Varios meses después, frente a la barriada de Versalles, el capitán general Arsenio Martínez-Campos había de recordar aquella tarde remota en que Maceo lo hizo pasar una de las mayores vergüenzas de su vida.
(Sí, ya sé. El inicio de esta crónica es casi idéntico al de Cien años de soledad. Lo siento, es que por estos días la adaptación de Netflix me ha salido hasta en la sopa. Perdonen el plagio, o más bien acéptenlo, y síganme la rima).

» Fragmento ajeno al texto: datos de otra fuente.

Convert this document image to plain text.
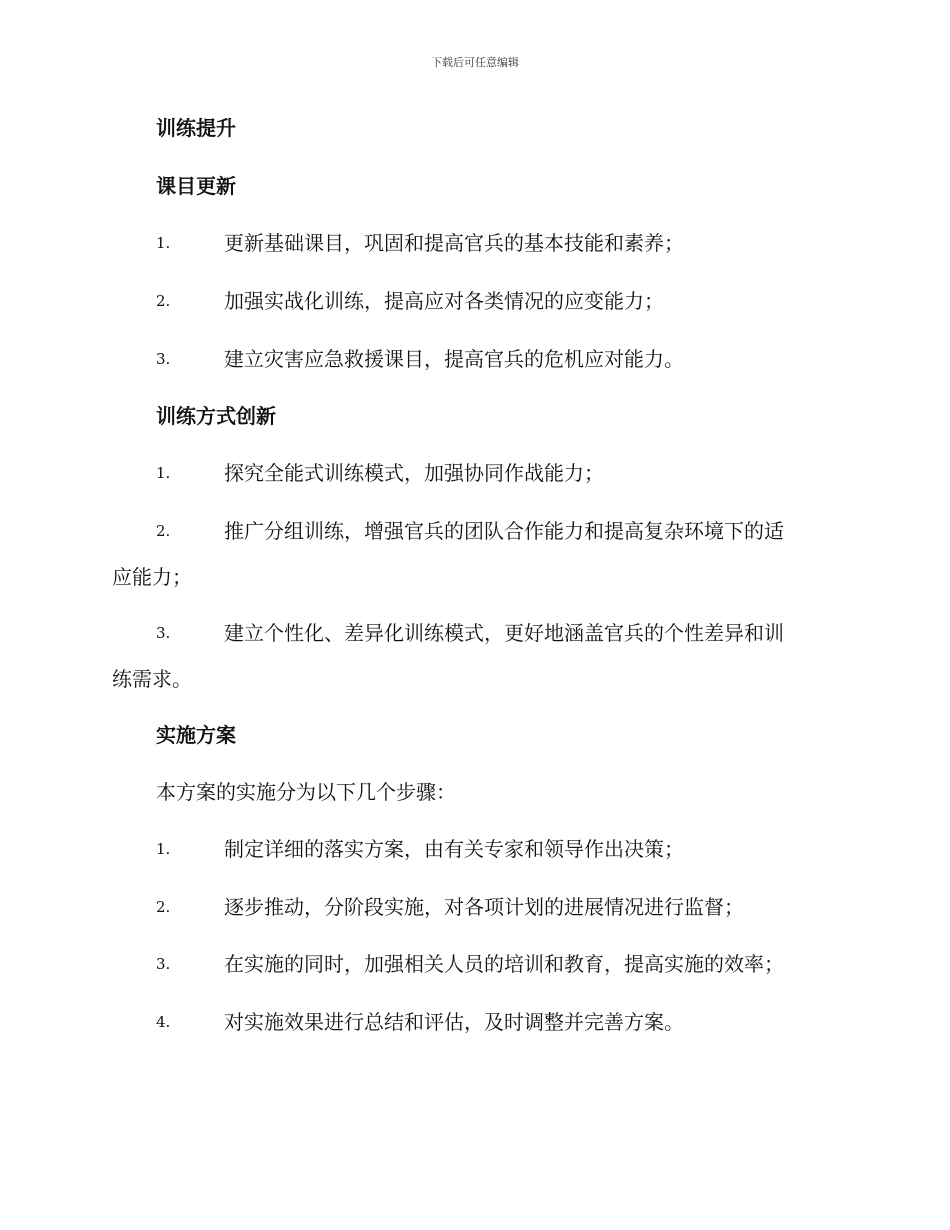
下载后可任意编辑
训练提升
课目更新
1.	更新基础课目，巩固和提高官兵的基本技能和素养；
2.	加强实战化训练，提高应对各类情况的应变能力；
3.	建立灾害应急救援课目，提高官兵的危机应对能力。
训练方式创新
1.	探究全能式训练模式，加强协同作战能力；
2.	推广分组训练，增强官兵的团队合作能力和提高复杂环境下的适
应能力；
3.	建立个性化、差异化训练模式，更好地涵盖官兵的个性差异和训
练需求。
实施方案
本方案的实施分为以下几个步骤：
1.	制定详细的落实方案，由有关专家和领导作出决策；
2.	逐步推动，分阶段实施，对各项计划的进展情况进行监督；
3.	在实施的同时，加强相关人员的培训和教育，提高实施的效率；
4.	对实施效果进行总结和评估，及时调整并完善方案。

Era noviembre de 1878, y el caudillo se encontraba en Matanzas para inaugurar aquel cruce sobre el río Yumurí que los locales, en su honor, habían bautizado como Puente de la Concordia, aludiendo a la paz alcanzada tras el Zanjón.
«Paz ni paz…», de seguro pensaba Martínez-Campos mientras la banda militar tocaba la marcha de ocasión. Los insurrectos no paraban de darle dolores de cabeza, sobre todo el tal Ramón Leocadio. Discordia hubiera sido una palabra más acorde con la situación. «Pero bueno, el pueblo así lo quiso», y sonreía a la multitud.
A su lado, un funcionario local le hablaba del puente, pero él solo captaba ideas aisladas. Que si el arquitecto se llamaba Pedro Celestino, que si se inspiraron en un puente de Sevilla…
Entre palabra y palabra, en la cabeza de Arsenio resonaba una voz que había escuchado una sola vez, pero que recordaba con lujo de detalles. «Guarde… Documento… No… Entendemos». La banda deja de tocar. El funcionario se calla. Arsenio vuelve a sonreír, y se retira.
Martínez-Campos falleció en España el 23 de septiembre del año 1900. Fue enterrado en el Cementerio Sacramental de San Isidro, donde, según cuentan los celadores del camposanto, la tierra alrededor de su tumba tembló justo cuando cierto puente matancero cambiaba su nombre por el de uno de los acompañantes de Maceo en aquella tarde remota: José Lacret Morlot.
Sin embargo, el sismo no duró mucho más que un par de segundos. Al fin y al cabo, Arsenio no podía hacer nada: las estirpes condenadas a cien años de discordia no tenían una segunda oportunidad sobre la tierra.